Transfer Learning
Transferring knowledge between tasks and domains.
Transfer learning applies knowledge learned on one task (source) to improve performance on another (target) — the foundation of practical ML since 2018. Pretraining on large datasets followed by fine-tuning on task-specific data is the universal recipe, with parameter-efficient methods (LoRA, adapters) making transfer increasingly efficient.
History
Razavian et al. show pretrained CNN features transfer well to diverse vision tasks
ULMFiT (Howard & Ruder) demonstrates effective transfer learning for text classification
BERT and GPT establish pretrain-then-fine-tune as the standard NLP paradigm
GPT-3 shows in-context learning as a form of transfer without fine-tuning
LoRA (Low-Rank Adaptation) enables parameter-efficient fine-tuning of large models
Prefix tuning, adapters, and prompt tuning offer alternative efficient transfer methods
Foundation models make transfer learning the default — no one trains from scratch
QLoRA enables fine-tuning 65B models on single consumer GPUs
Domain-adapted foundation models (BioGPT, CodeLlama, MedSAM) show value of continued pretraining
Transfer learning is invisible — it's simply 'how ML works' in the foundation model era
How Transfer Learning Works
Source Pretraining
A large model is pretrained on massive, general-purpose data (internet text, ImageNet, web-scale images) to learn general representations.
Domain Adaptation (optional)
The pretrained model is further trained on domain-specific unlabeled data (medical text, code, satellite images) to adapt representations.
Task-Specific Fine-Tuning
The adapted model is fine-tuned on labeled target task data — either full fine-tuning or parameter-efficient methods (LoRA, adapters).

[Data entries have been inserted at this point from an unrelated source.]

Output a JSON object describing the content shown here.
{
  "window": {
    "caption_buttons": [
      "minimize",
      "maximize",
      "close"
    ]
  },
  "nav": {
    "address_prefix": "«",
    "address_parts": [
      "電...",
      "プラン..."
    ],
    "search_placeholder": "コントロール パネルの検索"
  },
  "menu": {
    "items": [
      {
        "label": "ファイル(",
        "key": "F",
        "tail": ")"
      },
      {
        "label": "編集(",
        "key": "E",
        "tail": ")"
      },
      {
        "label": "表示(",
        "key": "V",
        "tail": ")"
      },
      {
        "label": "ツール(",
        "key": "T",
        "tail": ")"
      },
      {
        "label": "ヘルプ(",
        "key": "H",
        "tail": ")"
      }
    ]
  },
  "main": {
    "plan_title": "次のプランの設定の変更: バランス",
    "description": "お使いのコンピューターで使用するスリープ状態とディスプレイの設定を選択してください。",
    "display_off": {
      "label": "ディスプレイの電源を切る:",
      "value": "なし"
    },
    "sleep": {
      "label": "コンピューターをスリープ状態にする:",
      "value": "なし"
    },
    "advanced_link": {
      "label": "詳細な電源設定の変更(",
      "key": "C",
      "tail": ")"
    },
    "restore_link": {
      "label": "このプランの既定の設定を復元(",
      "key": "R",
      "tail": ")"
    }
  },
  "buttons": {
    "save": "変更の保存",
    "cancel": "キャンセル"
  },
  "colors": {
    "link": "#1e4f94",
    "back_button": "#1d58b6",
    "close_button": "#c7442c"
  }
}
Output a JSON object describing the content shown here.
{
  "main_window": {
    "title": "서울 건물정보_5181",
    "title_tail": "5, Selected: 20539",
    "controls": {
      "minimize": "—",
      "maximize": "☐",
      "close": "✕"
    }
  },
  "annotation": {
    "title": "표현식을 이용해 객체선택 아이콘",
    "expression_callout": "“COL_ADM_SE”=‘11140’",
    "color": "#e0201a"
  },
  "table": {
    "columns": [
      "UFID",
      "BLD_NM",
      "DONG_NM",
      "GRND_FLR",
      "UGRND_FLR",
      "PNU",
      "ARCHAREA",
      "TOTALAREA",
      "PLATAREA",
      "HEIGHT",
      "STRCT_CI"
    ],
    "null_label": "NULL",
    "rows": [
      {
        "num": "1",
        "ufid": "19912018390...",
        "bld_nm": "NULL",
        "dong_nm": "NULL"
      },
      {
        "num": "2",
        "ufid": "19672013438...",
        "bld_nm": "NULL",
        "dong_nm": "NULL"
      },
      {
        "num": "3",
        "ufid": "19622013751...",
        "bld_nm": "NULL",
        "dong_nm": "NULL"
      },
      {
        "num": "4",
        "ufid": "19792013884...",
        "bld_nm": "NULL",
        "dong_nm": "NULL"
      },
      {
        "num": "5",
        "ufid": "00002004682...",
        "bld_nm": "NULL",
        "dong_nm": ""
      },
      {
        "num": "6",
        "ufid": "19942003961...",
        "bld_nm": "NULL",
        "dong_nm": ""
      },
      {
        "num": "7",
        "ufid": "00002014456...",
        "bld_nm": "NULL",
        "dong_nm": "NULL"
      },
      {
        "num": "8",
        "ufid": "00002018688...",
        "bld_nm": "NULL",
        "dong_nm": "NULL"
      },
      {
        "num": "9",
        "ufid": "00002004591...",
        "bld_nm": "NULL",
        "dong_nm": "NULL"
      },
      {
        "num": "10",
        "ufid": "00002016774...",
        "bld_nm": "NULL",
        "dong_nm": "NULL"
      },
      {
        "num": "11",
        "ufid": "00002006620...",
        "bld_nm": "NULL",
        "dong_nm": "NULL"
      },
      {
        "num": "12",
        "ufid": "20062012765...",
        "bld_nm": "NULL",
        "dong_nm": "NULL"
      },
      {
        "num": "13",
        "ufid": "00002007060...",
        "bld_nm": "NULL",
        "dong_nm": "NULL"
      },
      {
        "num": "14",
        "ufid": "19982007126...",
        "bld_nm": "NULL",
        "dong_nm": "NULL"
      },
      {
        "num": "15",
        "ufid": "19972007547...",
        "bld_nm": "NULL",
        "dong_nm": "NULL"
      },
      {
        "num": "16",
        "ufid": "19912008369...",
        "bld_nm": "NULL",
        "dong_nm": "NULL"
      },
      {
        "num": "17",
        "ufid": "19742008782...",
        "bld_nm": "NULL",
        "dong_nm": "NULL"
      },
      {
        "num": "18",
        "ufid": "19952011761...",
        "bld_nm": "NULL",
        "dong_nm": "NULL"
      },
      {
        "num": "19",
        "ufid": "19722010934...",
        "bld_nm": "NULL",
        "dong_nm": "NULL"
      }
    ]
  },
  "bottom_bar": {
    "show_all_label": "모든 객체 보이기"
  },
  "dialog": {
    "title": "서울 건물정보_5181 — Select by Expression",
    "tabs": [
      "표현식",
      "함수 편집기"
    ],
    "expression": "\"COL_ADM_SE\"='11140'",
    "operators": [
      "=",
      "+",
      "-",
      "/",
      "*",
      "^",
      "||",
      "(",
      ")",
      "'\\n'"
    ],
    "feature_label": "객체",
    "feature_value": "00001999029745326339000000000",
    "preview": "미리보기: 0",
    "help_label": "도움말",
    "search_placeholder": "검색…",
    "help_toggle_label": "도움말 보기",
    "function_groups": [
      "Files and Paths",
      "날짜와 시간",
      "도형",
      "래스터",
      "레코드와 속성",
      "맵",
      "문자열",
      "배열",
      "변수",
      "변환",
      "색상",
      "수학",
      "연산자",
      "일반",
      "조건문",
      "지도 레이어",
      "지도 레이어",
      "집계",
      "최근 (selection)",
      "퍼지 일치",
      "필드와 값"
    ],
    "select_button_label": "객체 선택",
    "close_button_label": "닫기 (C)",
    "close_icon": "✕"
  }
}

Few-Shot / Zero-Shot Alternative
For LLMs, transfer happens via in-context learning (few-shot examples in the prompt) without any parameter updates.
Evaluation
Compare fine-tuned performance to training from scratch — the gap quantifies transfer benefit.
Current Landscape
Transfer learning in 2025 is the foundation of all practical ML. The pretrain-then-fine-tune paradigm is so dominant that training from scratch is considered wasteful. Parameter-efficient fine-tuning (LoRA, QLoRA, adapters) has democratized transfer by enabling adaptation on consumer hardware. In-context learning provides zero-shot transfer for LLMs. The field has matured from 'should we transfer?' to 'how to transfer most efficiently?' — with LoRA rank, learning rate schedules, and data mixing being the key decisions.
Key Challenges
Negative transfer — when source and target domains are too dissimilar, transfer can hurt performance
Catastrophic forgetting during fine-tuning — the model loses general capabilities when specialized for a narrow task
Choosing what to transfer — which layers to freeze, which to fine-tune, and how many parameters to add
Compute cost — even efficient transfer (LoRA) requires significant resources for large foundation models
Data contamination — when evaluation data is in pretraining data, transfer learning claims are inflated
Quick Recommendations
LLM adaptation
LoRA / QLoRA fine-tuning
Best parameter-efficiency for adapting LLMs to new domains/tasks
Vision transfer
DINOv2 features + linear probing or fine-tuning
Best general visual features for transfer to any vision task
Low-resource tasks
In-context learning with GPT-4/Claude
No fine-tuning needed; works with 0-5 examples
Domain-specific NLP
Continued pretraining (Llama + domain text) + LoRA fine-tuning
Two-stage transfer: domain adaptation then task adaptation
What's Next
The frontier is universal transfer — foundation models that adapt to any downstream task with minimal data and compute. Expect model merging (combining LoRA adapters trained on different tasks), continual transfer (adapting to sequences of tasks without forgetting), and automated transfer (choosing the optimal pretraining source and adaptation strategy automatically).